Giving himself carte blanche to explore the house all he pleased, Wexford looked into the drawing room and the dining room, and found both empty.

He mounted the stairs to the first landing, treading shed rose petals under foot, and peered out between the crimson velvet curtains. Georgina Villiers was standing on the lawn, munching sandwiches and talking to Will Palmer. There was no sign of Quentin Nightingale. Wexford went down again, entered the empty study and telephoned Burden, asking him to come up to the Manor with Loring and Bryant and Gates and anyone else he could get hold of. He put the receiver down and listened to the silence.

At first it seemed absolute. Then, from far above him, he made out faintly thin reedy music from a transistor, Katje’s perhaps; the tiny muted clink of plates as Mrs Cantrip prepared lunch; then footsteps coming from he couldn’t tell where but which brought Quentin Nightingale into the room.

‘A torch is missing from the garden room,’ Wexford said in a cool level voice. ‘A big torch, shaped like this.’ Using both hands, he drew it in the air. ‘Have you seen it about lately?’

‘It was there on Sunday. I went in to get my golf clubs and I noticed it was there.’

‘It isn’t there now. That torch killed your wife, Mr Nightingale.’
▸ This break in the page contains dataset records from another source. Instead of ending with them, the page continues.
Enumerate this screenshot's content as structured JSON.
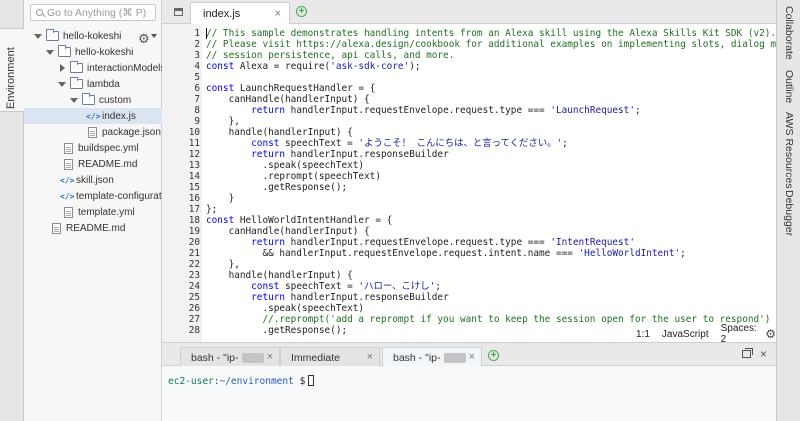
{
  "left_rail": {
    "tab_label": "Environment"
  },
  "search": {
    "placeholder": "Go to Anything (⌘ P)"
  },
  "file_tree": {
    "settings_icon": "gear-icon",
    "items": [
      {
        "label": "hello-kokeshi",
        "type": "folder",
        "expanded": true
      },
      {
        "label": "hello-kokeshi",
        "type": "folder",
        "expanded": true
      },
      {
        "label": "interactionModels",
        "type": "folder",
        "expanded": false
      },
      {
        "label": "lambda",
        "type": "folder",
        "expanded": true
      },
      {
        "label": "custom",
        "type": "folder",
        "expanded": true
      },
      {
        "label": "index.js",
        "type": "code",
        "selected": true
      },
      {
        "label": "package.json",
        "type": "file"
      },
      {
        "label": "buildspec.yml",
        "type": "file"
      },
      {
        "label": "README.md",
        "type": "file"
      },
      {
        "label": "skill.json",
        "type": "code"
      },
      {
        "label": "template-configuration",
        "type": "code"
      },
      {
        "label": "template.yml",
        "type": "file"
      },
      {
        "label": "README.md",
        "type": "file"
      }
    ]
  },
  "editor": {
    "active_tab": "index.js",
    "tab_close": "×",
    "tab_add": "+",
    "lines": [
      {
        "n": "1",
        "text": "// This sample demonstrates handling intents from an Alexa skill using the Alexa Skills Kit SDK (v2)."
      },
      {
        "n": "2",
        "text": "// Please visit https://alexa.design/cookbook for additional examples on implementing slots, dialog management,"
      },
      {
        "n": "3",
        "text": "// session persistence, api calls, and more."
      },
      {
        "n": "4",
        "text": "const Alexa = require('ask-sdk-core');"
      },
      {
        "n": "5",
        "text": ""
      },
      {
        "n": "6",
        "text": "const LaunchRequestHandler = {"
      },
      {
        "n": "7",
        "text": "    canHandle(handlerInput) {"
      },
      {
        "n": "8",
        "text": "        return handlerInput.requestEnvelope.request.type === 'LaunchRequest';"
      },
      {
        "n": "9",
        "text": "    },"
      },
      {
        "n": "10",
        "text": "    handle(handlerInput) {"
      },
      {
        "n": "11",
        "text": "        const speechText = 'ようこそ！ こんにちは、と言ってください。';"
      },
      {
        "n": "12",
        "text": "        return handlerInput.responseBuilder"
      },
      {
        "n": "13",
        "text": "          .speak(speechText)"
      },
      {
        "n": "14",
        "text": "          .reprompt(speechText)"
      },
      {
        "n": "15",
        "text": "          .getResponse();"
      },
      {
        "n": "16",
        "text": "    }"
      },
      {
        "n": "17",
        "text": "};"
      },
      {
        "n": "18",
        "text": "const HelloWorldIntentHandler = {"
      },
      {
        "n": "19",
        "text": "    canHandle(handlerInput) {"
      },
      {
        "n": "20",
        "text": "        return handlerInput.requestEnvelope.request.type === 'IntentRequest'"
      },
      {
        "n": "21",
        "text": "          && handlerInput.requestEnvelope.request.intent.name === 'HelloWorldIntent';"
      },
      {
        "n": "22",
        "text": "    },"
      },
      {
        "n": "23",
        "text": "    handle(handlerInput) {"
      },
      {
        "n": "24",
        "text": "        const speechText = 'ハロー、こけし';"
      },
      {
        "n": "25",
        "text": "        return handlerInput.responseBuilder"
      },
      {
        "n": "26",
        "text": "          .speak(speechText)"
      },
      {
        "n": "27",
        "text": "          //.reprompt('add a reprompt if you want to keep the session open for the user to respond')"
      },
      {
        "n": "28",
        "text": "          .getResponse();"
      }
    ],
    "status": {
      "position": "1:1",
      "language": "JavaScript",
      "spaces": "Spaces: 2"
    }
  },
  "terminal": {
    "tabs": [
      {
        "label": "bash - \"ip-",
        "active": false
      },
      {
        "label": "Immediate",
        "active": false
      },
      {
        "label": "bash - \"ip-",
        "active": true
      }
    ],
    "close_glyph": "×",
    "prompt_user": "ec2-user",
    "prompt_path": ":~/environment",
    "prompt_symbol": " $"
  },
  "right_rail": {
    "tabs": [
      "Collaborate",
      "Outline",
      "AWS Resources",
      "Debugger"
    ]
  },
  "colors": {
    "comment": "#236e25",
    "string": "#1a1aa6",
    "accent_green": "#3fae49",
    "selection": "#dbe5f1"
  }
}
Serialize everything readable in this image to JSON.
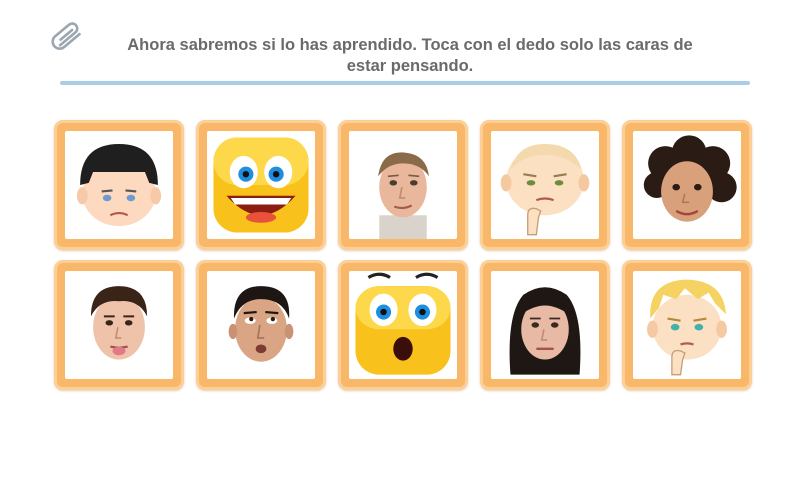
{
  "header": {
    "icon": "paperclip-icon",
    "instruction": "Ahora sabremos si lo has aprendido. Toca con el dedo solo las caras de estar pensando."
  },
  "colors": {
    "card_frame": "#f9b76a",
    "card_border": "#fccf96",
    "divider": "#a9cde6",
    "instruction_text": "#6a6a6a"
  },
  "cards": [
    {
      "image": "cartoon-boy-black-hair-worried"
    },
    {
      "image": "yellow-emoji-big-smile"
    },
    {
      "image": "blond-man-looking-up-thinking"
    },
    {
      "image": "cartoon-bald-baby-thinking-hand-on-chin"
    },
    {
      "image": "curly-haired-girl-smiling"
    },
    {
      "image": "boy-sticking-out-tongue"
    },
    {
      "image": "man-looking-up-thinking"
    },
    {
      "image": "yellow-emoji-surprised"
    },
    {
      "image": "woman-serious-face"
    },
    {
      "image": "cartoon-blond-boy-thinking-hand-on-chin"
    }
  ]
}
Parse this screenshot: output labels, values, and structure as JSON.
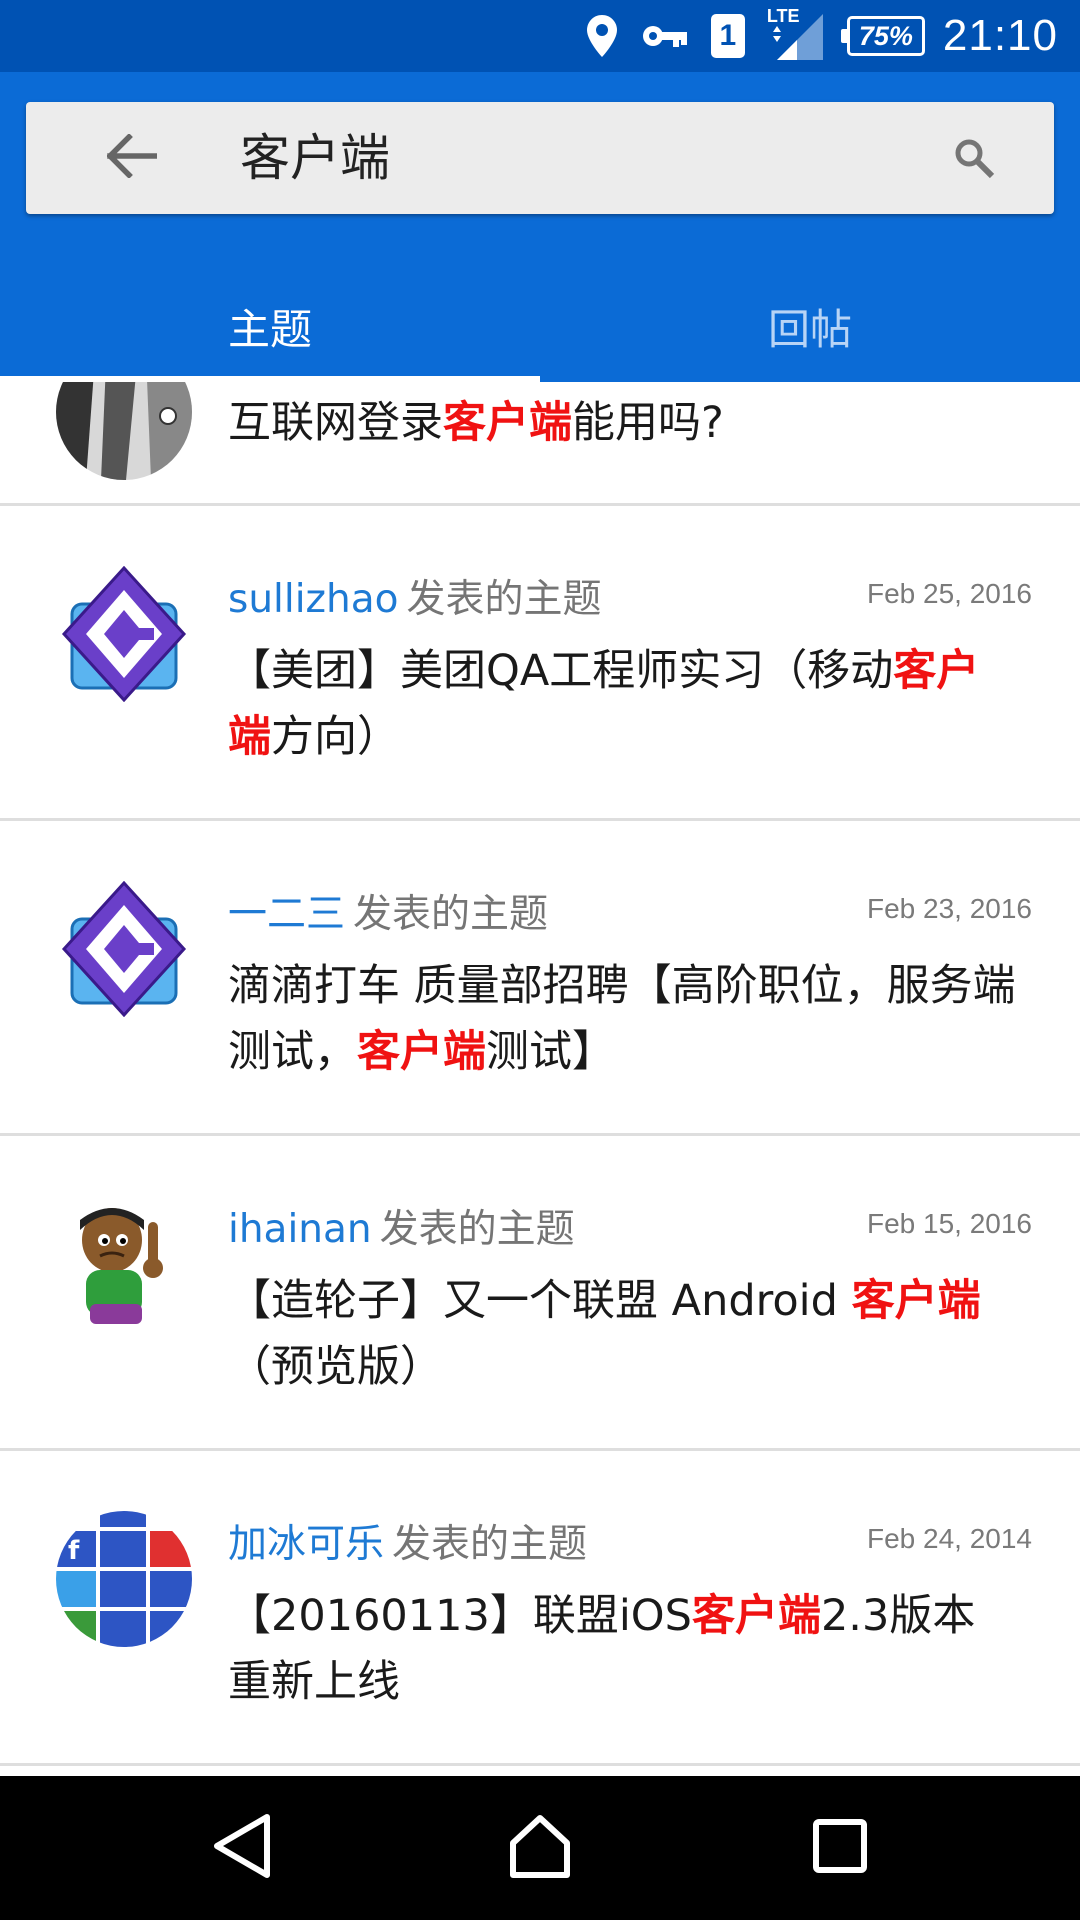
{
  "status_bar": {
    "battery_percent": "75%",
    "time": "21:10",
    "sim_slot": "1",
    "network_type": "LTE",
    "icons": [
      "location-icon",
      "vpn-key-icon",
      "sim-icon",
      "signal-icon",
      "battery-icon"
    ]
  },
  "search": {
    "query": "客户端"
  },
  "tabs": [
    {
      "label": "主题",
      "active": true
    },
    {
      "label": "回帖",
      "active": false
    }
  ],
  "colors": {
    "status_bar": "#0052b3",
    "app_bar": "#0b6bd6",
    "author": "#1e7ad4",
    "highlight": "#f01212"
  },
  "results": [
    {
      "title_before": "互联网登录",
      "title_highlight": "客户端",
      "title_after": "能用吗?",
      "partially_visible": true
    },
    {
      "author": "sullizhao",
      "action": "发表的主题",
      "date": "Feb 25, 2016",
      "title_before": "【美团】美团QA工程师实习（移动",
      "title_highlight": "客户端",
      "title_after": "方向）"
    },
    {
      "author": "一二三",
      "action": "发表的主题",
      "date": "Feb 23, 2016",
      "title_before": "滴滴打车 质量部招聘【高阶职位，服务端测试，",
      "title_highlight": "客户端",
      "title_after": "测试】"
    },
    {
      "author": "ihainan",
      "action": "发表的主题",
      "date": "Feb 15, 2016",
      "title_before": "【造轮子】又一个联盟 Android ",
      "title_highlight": "客户端",
      "title_after": "（预览版）"
    },
    {
      "author": "加冰可乐",
      "action": "发表的主题",
      "date": "Feb 24, 2014",
      "title_before": "【20160113】联盟iOS",
      "title_highlight": "客户端",
      "title_after": "2.3版本重新上线"
    }
  ]
}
Quentin leaned against a bookcase and put his head in his hands. ‘I don’t honestly think,’ he whispered, ‘that I can take any more. Yesterday was the most ghastly day of my life.’

‘I can understand that. I’m afraid I can’t promise you today or tomorrow will be improvements.’

But Quentin seemed not to have heard him. ‘I think I’m going mad,’ he said. ‘I must have been mad to do what I did. I’d give everything I’ve got to go back to Tuesday evening and start again.’

‘Are you making me some sort of confession?’ Wexford asked him sternly, getting up. ‘Because, if so ...’

‘Not that sort of confession,’ Quentin almost shouted. ‘Something private, something ...’ He clenched his hands, threw up his head. ‘Show me,’ he said hoarsely, ‘show me where you think this torch ought to be.

I might be able ... just show me.’

‘All right. I’ll show you and then we’ll have another little talk. But let me tell you one thing first. Nobody involved in a murder case has any private life. Please remember that.’